18. Additional Consolidation Grouting Requirements. Owing to the condition of the jointing system of the rock after excavation for the dam had been completed, the entire

foundation of the dam required consolidation grouting rather than the upstream portion only, as shown in the specifications. Eight lines of B-grout holes spaced at 20-foot centers were drilled and grouted from the foundation between shale zones 14L and 14R in the central portion of the dam. The depths of holes were increased to 50 feet, twice the specifications recommended depth. Concern was felt about obtaining satisfactory consolidation grouting on the steep abutments by grouting from the foundation. It was therefore decided to incorporate a series of transverse adits at approximately 50-foot intervals in elevation in the gallery system from which consolidation grouting could be accomplished after mass concrete had been placed and contraction joints grouted. Seven grouting adits were formed in each abutment from which B-hole grouting was performed, as shown on drawings No. 591-421-1246 and 591-421-1247*.

The addition of the grouting adits to the gallery system was also beneficial in permitting auxiliary foundation grouting and drainage to reduce seepage near the downstream toe of the dam. These adits can also be used for the above purpose should future additional grouting or drainage be required. Also see section 25.

19. Additional High-Pressure Grouting Requirements. As drilling progressed and water was being stored behind the dam, seeps developed at and beyond the downstream toe of the dam, indicating seepage either through or around the already grouted foundation. Additional holes were drilled and depths were increased along the A-hole curtain to try to intercept the water passages. Auxiliary and exploratory curtains were also drilled and grouted downstream from the main curtain until favorable reductions in seepage become evident. The downstream curtains were drilled from the transverse grouting adits. The main A-hole curtain was drilled from the foundation gallery through block 24 and was extended to the right abutment by drilling from the top of the dam and along the downstream shoulder of the access road. See sections 173 through 185 for additional grouting information.

A grout curtain, beginning at the right end of the dam and extending in a westerly direction in the upstream portion of the parking area, was drilled and grouted to provide a barrier against the possibility of reservoir leakage through the narrow saddle into the switchyard area.

Figures 7 through 10 and drawings No. 591-421-1248* through 591-421-1250* show some of the high-pressure grout holes "as drilled" indicating locations, lengths, and grout

takes.

C. Drainage

20. Basic Drainage Plan.

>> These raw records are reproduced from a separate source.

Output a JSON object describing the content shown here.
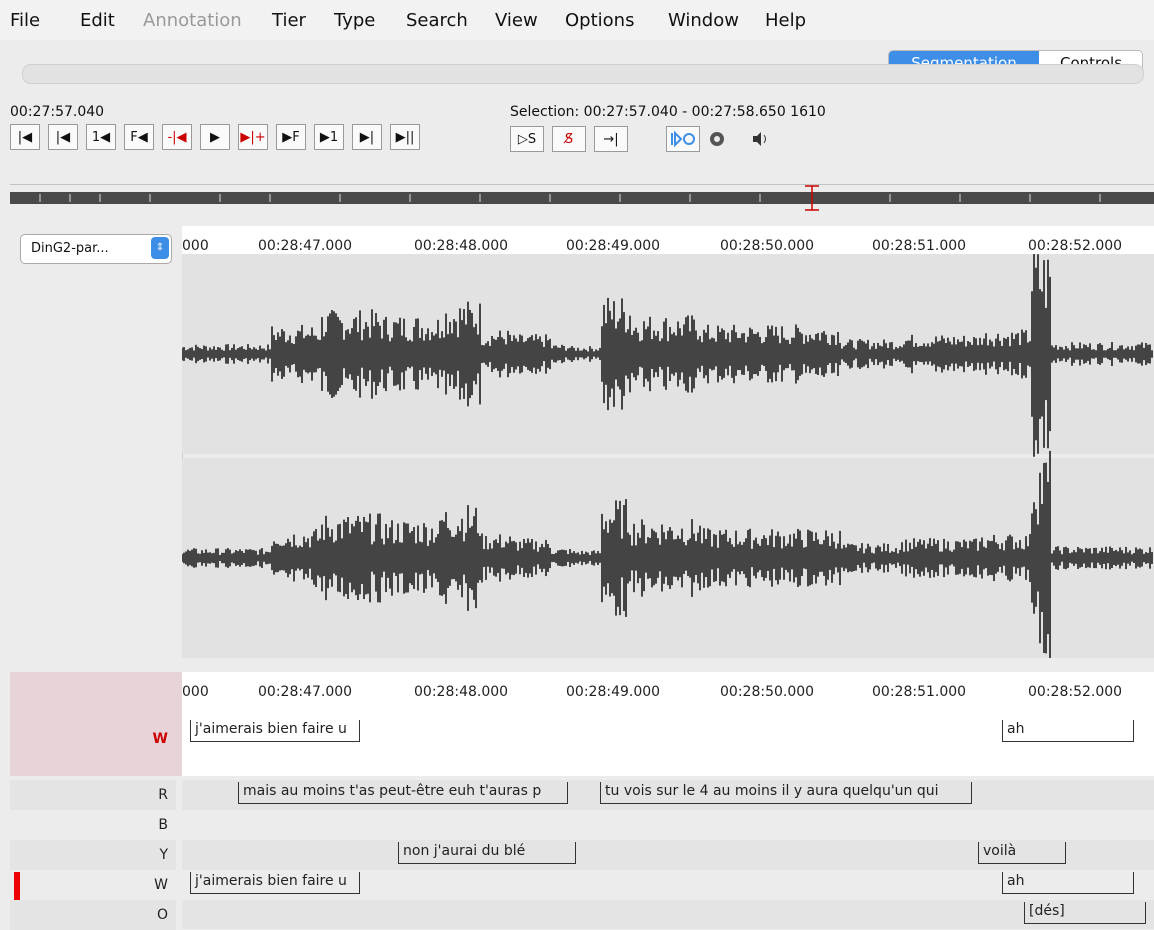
{
  "menu": [
    "File",
    "Edit",
    "Annotation",
    "Tier",
    "Type",
    "Search",
    "View",
    "Options",
    "Window",
    "Help"
  ],
  "mode_tabs": {
    "segmentation": "Segmentation",
    "controls": "Controls"
  },
  "current_time": "00:27:57.040",
  "selection": "Selection: 00:27:57.040 - 00:27:58.650  1610",
  "transport": [
    "|◀",
    "|◀",
    "1◀",
    "F◀",
    "-|◀",
    "▶",
    "▶|+",
    "▶F",
    "▶1",
    "▶|",
    "▶||"
  ],
  "selection_buttons": [
    "▷S",
    "S̸",
    "→|"
  ],
  "media_select": "DinG2-par...",
  "ruler_labels": [
    "000",
    "00:28:47.000",
    "00:28:48.000",
    "00:28:49.000",
    "00:28:50.000",
    "00:28:51.000",
    "00:28:52.000"
  ],
  "tiers": [
    {
      "name": "W",
      "active": true,
      "annotations": [
        {
          "text": "j'aimerais bien faire u"
        },
        {
          "text": "ah"
        }
      ]
    },
    {
      "name": "R",
      "annotations": [
        {
          "text": "mais au moins t'as peut-être euh t'auras p"
        },
        {
          "text": "tu vois sur le 4 au moins il y aura quelqu'un qui"
        }
      ]
    },
    {
      "name": "B",
      "annotations": []
    },
    {
      "name": "Y",
      "annotations": [
        {
          "text": "non j'aurai du blé"
        },
        {
          "text": "voilà"
        }
      ]
    },
    {
      "name": "W",
      "annotations": [
        {
          "text": "j'aimerais bien faire u"
        },
        {
          "text": "ah"
        }
      ]
    },
    {
      "name": "O",
      "annotations": [
        {
          "text": "[dés]"
        }
      ]
    }
  ],
  "colors": {
    "accent": "#3e8ee8",
    "active_tier": "#e8d4d8",
    "crosshair": "#cc0000"
  }
}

The drainage plan as shown in the specifications was based in general on standard Bureau practice. A change from most previous jobs was the drilling of the drainage holes on the abutments sloping toward the gallery whenever possible-thereby making the holes self-draining. The depth of the drainage curtain at the foundation of the dam was established at 60 feet, varying to 30 feet near the top of the dam. Metal pipe and fittings were to be embedded in the floor of the galleries or the vertical gutters in the stairway shafts so that the drainage holes when drilled would be on approximately 10-foot centers at the bottom of the curtain.

21. Additional Drainage Requirements. It became evident during the construction of the dam and initial reservoir storage that the control of seepage downstream of the dam would require a combination of both extensive grouting and drainage programs (see secs. 173 through 185). The drainage program as formulated for the specifications was followed to approximately elevation 5675, to which a drainage curtain about 60 feet deep was drilled. The curtain above elevation 5675 was deepened to about 100 feet in order to be more effective in intercepting seepage.

After completion of grouting, including the auxiliary and exploratory programs, it was decided to drill downstream drainage curtains on both abutments from the transverse grouting adits to try to intercept the increasing seepage as the reservoir rose behind the dam. Drainage holes were also drilled into areas where seepage was evident on the right abutment, from locations in the diversion tunnel downstream of the tunnel plug.

Figures 11 through 14 show the drainage holes as drilled.